1. ¹Laboratory for Psychoneuroimmunology, University Medical Center Utrecht, Utrecht, The Netherlands
2. ²Department of Neonatology, University Medical Center Utrecht, Utrecht, The Netherlands
3. ³Perinatal Center, Sahlgrenska University Hospital, Göteborg, Sweden

Correspondence: Dr CJ Heijnen, Laboratory for Psychoneuroimmunology, University Medical Center Utrecht, Room KC 03.063.0, PO Box 85090, 3508 AB Utrecht, The Netherlands. E-mail: c.heijnen@umcutrecht.nl

Received 15 February 2006; Revised 18 April 2006; Accepted 28 April 2006; Published online 31 May 2006.

Abstract

We have shown earlier that 2-iminobiotin (2-IB) reduces hypoxia–ischemia (HI)-induced brain damage in neonatal rats, and presumed that inhibition of nitric oxide synthases (NOS) was the underlying mechanism.
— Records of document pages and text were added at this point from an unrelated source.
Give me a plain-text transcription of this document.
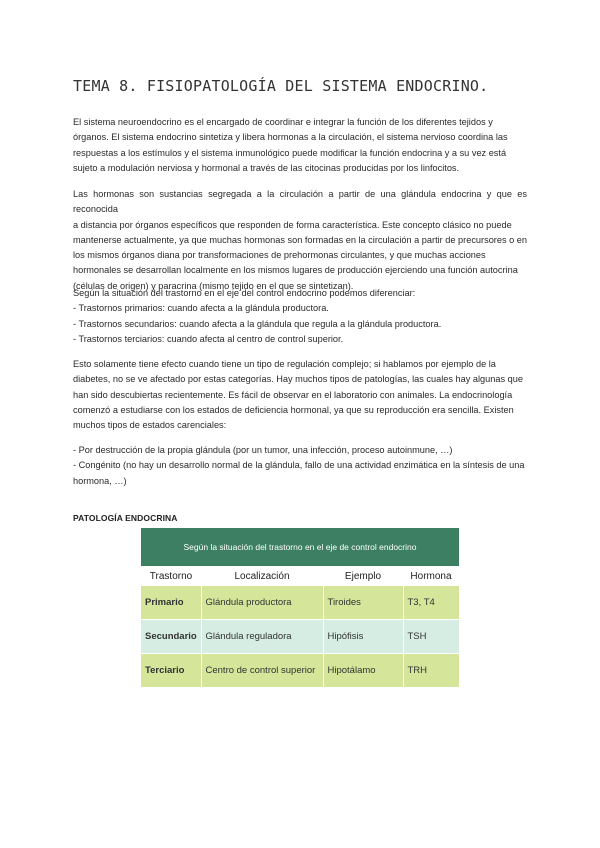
TEMA 8. FISIOPATOLOGÍA DEL SISTEMA ENDOCRINO.
El sistema neuroendocrino es el encargado de coordinar e integrar la función de los diferentes tejidos y
órganos. El sistema endocrino sintetiza y libera hormonas a la circulación, el sistema nervioso coordina las
respuestas a los estímulos y el sistema inmunológico puede modificar la función endocrina y a su vez está
sujeto a modulación nerviosa y hormonal a través de las citocinas producidas por los linfocitos.
Las hormonas son sustancias segregada a la circulación a partir de una glándula endocrina y que es reconocida
a distancia por órganos específicos que responden de forma característica. Este concepto clásico no puede
mantenerse actualmente, ya que muchas hormonas son formadas en la circulación a partir de precursores o en
los mismos órganos diana por transformaciones de prehormonas circulantes, y que muchas acciones
hormonales se desarrollan localmente en los mismos lugares de producción ejerciendo una función autocrina
(células de origen) y paracrina (mismo tejido en el que se sintetizan).
Según la situación del trastorno en el eje del control endocrino podemos diferenciar:
- Trastornos primarios: cuando afecta a la glándula productora.
- Trastornos secundarios: cuando afecta a la glándula que regula a la glándula productora.
- Trastornos terciarios: cuando afecta al centro de control superior.
Esto solamente tiene efecto cuando tiene un tipo de regulación complejo; si hablamos por ejemplo de la
diabetes, no se ve afectado por estas categorías. Hay muchos tipos de patologías, las cuales hay algunas que
han sido descubiertas recientemente. Es fácil de observar en el laboratorio con animales. La endocrinología
comenzó a estudiarse con los estados de deficiencia hormonal, ya que su reproducción era sencilla. Existen
muchos tipos de estados carenciales:
- Por destrucción de la propia glándula (por un tumor, una infección, proceso autoinmune, …)
- Congénito (no hay un desarrollo normal de la glándula, fallo de una actividad enzimática en la síntesis de una
hormona, …)
PATOLOGÍA ENDOCRINA
Según la situación del trastorno en el eje de control endocrino
Trastorno	Localización	Ejemplo	Hormona
Primario	Glándula productora	Tiroides	T3, T4
Secundario	Glándula reguladora	Hipófisis	TSH
Terciario	Centro de control superior	Hipotálamo	TRH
We now investigated the effect of 2-IB treatment in P7 rat pups to determine the role of gender and the neuroprotective mechanism. Pups were subjected to HI (occlusion of right carotid artery and 120 mins FiO₂ 0.08) and received subcutaneous (s.c.) 10 mg/kg 2-IB at 0, 12 and 24 h after hypoxia. After 6 weeks, neuronal damage was assessed histologically. We determined cerebral nitrite and nitrate (NO_x) and nitrotyrosine, heat-shock protein 70, cytosolic cytochrome c, cleaved caspase 3, nuclear translocation of apoptosis-inducing factor (AIF) and the effect of 2-IB on NOS activity in cultured cells. 2-Iminobiotin treatment reduced long-term brain damage in female but not male rats. Unexpectedly, 2-IB treatment did not reduce cerebral NO_x or nitrotyrosine levels, and did not inhibit NOS activity in vitro. The gender-dependent neuroprotective effect of 2-IB was reflected in inhibition of the HI-induced increase in cytosolic cytochrome c and cleaved caspase 3 in females only. Hypoxia–ischemia-induced activation of AIF was observed in males only and was not affected by 2-IB. Post-HI treatment with 2-IB provides gender-specific long- and short-term neuroprotection in female P7 rats via inhibition of the cytochrome c-caspase 3 neuronal death pathway. 2-Iminobiotin did not alter cerebral NO_x nor inhibited NOS in intact cells. Therefore, we conclude that it is highly unlikely that the neuroprotective effect of 2-IB involves NOS inhibition.